Chip and Pin cards are safe, are they?
Card payments are, now-a-days, very common mode of payment. Cards have changed their forms from magnetic stripe cards to chip and pin cards, in many countries. Major driver for this transformation of cards was transaction safety. There were many occasions where magnetic stripe cards failed to ensure authentication of cardholder, during transaction authorization process. These frauds were result of either leaked information or stolen identities of magnetic stripe cards. To control these issues, EMV came up with chip and pin cards. This innovation has given card issuers ability to execute processing logic at the card reader itself, thereby reducing online verification traffic and providing better authentication of cardholder at point of sale. It transmits encrypted information that is hardly of any reuse for purpose of making fraudulent transaction, even if it is intercepted. Issuers are mostly under impression that once they implement chip and pin cards, they are safe. However did it serve purpose of eliminating frauds? Probably not. Frauds are still reported by cardholders on their chip and pin cards. At several incidences banks have even declined claims of frauds on chip and pin cards, leaving card holders in a fix.

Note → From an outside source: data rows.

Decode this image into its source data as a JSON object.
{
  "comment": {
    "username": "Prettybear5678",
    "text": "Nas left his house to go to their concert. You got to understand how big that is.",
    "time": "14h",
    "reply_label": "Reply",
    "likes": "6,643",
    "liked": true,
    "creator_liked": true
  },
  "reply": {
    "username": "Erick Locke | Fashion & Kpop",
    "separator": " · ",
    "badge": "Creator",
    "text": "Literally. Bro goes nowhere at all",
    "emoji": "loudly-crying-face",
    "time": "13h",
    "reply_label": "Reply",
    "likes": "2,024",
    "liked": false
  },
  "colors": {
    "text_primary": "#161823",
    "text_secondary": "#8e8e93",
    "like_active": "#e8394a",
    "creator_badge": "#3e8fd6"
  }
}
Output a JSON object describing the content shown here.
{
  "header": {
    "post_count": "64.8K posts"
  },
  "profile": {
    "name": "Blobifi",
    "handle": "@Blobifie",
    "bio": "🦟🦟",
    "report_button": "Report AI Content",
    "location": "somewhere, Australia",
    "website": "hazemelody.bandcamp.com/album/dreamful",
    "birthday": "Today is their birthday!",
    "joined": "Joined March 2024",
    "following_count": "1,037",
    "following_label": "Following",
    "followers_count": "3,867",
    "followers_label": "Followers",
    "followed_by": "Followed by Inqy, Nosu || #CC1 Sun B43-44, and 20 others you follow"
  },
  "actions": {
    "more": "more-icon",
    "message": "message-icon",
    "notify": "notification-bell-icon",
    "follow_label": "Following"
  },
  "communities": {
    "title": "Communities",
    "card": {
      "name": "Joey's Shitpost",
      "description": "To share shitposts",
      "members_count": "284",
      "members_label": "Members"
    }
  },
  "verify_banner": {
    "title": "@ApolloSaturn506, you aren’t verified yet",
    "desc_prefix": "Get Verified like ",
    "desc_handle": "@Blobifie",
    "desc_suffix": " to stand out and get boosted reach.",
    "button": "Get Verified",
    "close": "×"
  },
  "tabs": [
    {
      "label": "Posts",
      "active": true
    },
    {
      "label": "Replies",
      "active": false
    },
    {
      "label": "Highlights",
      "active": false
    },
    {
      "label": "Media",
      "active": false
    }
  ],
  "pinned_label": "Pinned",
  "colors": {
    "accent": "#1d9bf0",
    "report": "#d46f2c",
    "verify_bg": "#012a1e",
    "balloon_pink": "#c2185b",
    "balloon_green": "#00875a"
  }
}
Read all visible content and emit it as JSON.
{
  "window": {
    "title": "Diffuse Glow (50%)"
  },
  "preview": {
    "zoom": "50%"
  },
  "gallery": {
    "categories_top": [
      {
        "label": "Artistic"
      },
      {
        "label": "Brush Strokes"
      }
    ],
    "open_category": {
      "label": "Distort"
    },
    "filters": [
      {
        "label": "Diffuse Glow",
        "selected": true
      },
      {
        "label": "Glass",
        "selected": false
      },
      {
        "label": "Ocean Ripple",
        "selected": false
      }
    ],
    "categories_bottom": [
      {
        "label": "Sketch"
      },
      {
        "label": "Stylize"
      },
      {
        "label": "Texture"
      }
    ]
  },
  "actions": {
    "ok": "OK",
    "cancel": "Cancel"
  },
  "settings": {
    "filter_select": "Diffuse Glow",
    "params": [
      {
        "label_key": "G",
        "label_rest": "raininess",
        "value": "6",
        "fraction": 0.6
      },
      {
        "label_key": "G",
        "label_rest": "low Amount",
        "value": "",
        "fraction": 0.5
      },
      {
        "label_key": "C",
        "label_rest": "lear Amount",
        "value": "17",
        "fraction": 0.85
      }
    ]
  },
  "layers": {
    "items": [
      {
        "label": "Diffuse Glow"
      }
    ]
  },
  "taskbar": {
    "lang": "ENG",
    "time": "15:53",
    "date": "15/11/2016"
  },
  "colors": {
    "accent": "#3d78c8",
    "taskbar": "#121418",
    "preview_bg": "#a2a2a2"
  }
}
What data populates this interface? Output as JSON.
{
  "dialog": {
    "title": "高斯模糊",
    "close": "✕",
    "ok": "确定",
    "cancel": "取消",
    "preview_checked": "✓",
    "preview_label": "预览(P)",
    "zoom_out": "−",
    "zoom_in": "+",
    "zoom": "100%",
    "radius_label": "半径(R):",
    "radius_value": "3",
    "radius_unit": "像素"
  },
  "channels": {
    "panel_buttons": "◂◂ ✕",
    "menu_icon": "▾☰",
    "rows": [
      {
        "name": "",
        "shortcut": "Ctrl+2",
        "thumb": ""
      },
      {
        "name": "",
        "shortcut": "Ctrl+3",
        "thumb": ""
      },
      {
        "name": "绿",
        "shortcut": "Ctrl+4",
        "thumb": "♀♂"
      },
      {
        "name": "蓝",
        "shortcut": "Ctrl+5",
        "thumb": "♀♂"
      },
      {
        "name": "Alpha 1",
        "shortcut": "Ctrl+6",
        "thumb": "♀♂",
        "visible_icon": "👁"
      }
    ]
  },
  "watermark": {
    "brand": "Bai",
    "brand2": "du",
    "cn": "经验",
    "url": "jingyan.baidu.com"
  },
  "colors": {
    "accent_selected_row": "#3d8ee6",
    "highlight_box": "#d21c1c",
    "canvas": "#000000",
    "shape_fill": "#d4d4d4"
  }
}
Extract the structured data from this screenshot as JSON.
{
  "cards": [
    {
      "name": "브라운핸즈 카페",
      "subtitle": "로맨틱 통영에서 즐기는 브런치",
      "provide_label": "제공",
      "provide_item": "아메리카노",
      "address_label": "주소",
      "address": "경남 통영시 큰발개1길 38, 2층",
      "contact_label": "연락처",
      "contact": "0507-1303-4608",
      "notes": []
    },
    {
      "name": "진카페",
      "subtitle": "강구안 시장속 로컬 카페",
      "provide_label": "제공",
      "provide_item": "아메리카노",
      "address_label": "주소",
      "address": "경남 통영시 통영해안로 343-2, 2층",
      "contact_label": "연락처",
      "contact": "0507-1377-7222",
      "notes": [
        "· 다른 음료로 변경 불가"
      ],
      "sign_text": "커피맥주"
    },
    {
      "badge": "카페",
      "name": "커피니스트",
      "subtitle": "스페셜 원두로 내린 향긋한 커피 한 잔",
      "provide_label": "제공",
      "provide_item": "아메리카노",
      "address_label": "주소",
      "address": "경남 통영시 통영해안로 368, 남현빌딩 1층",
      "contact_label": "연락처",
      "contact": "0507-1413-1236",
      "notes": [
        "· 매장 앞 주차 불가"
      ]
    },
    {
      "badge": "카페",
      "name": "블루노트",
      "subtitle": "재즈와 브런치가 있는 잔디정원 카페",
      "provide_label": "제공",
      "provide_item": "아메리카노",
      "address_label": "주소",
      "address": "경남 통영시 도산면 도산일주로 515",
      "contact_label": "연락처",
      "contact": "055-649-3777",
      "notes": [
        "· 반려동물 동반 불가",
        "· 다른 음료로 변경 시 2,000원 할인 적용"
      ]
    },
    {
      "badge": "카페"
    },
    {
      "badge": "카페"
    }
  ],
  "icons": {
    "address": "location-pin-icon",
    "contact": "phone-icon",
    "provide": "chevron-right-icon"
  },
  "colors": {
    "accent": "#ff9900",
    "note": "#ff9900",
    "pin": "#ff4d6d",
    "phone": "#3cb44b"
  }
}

Success of transaction security in this case, lies in how encryption algorithm is implemented at card readers. The weaker and predictable the algorithm implemented at card reader to generate session key for transaction, the more vulnerable is the card. Unfortunately, neither issuer nor card holder is at fault, if encryption algorithm gives predictable session keys. But consequences of such weak encryption, leaves cardholder at mercy of his/her luck. It potentially makes entire investment in modern card processing infrastructure look like unworthy. Hence it is very important to have strong and unpredictable encryption algorithm for card reader to actually, justify the huge investment that went in.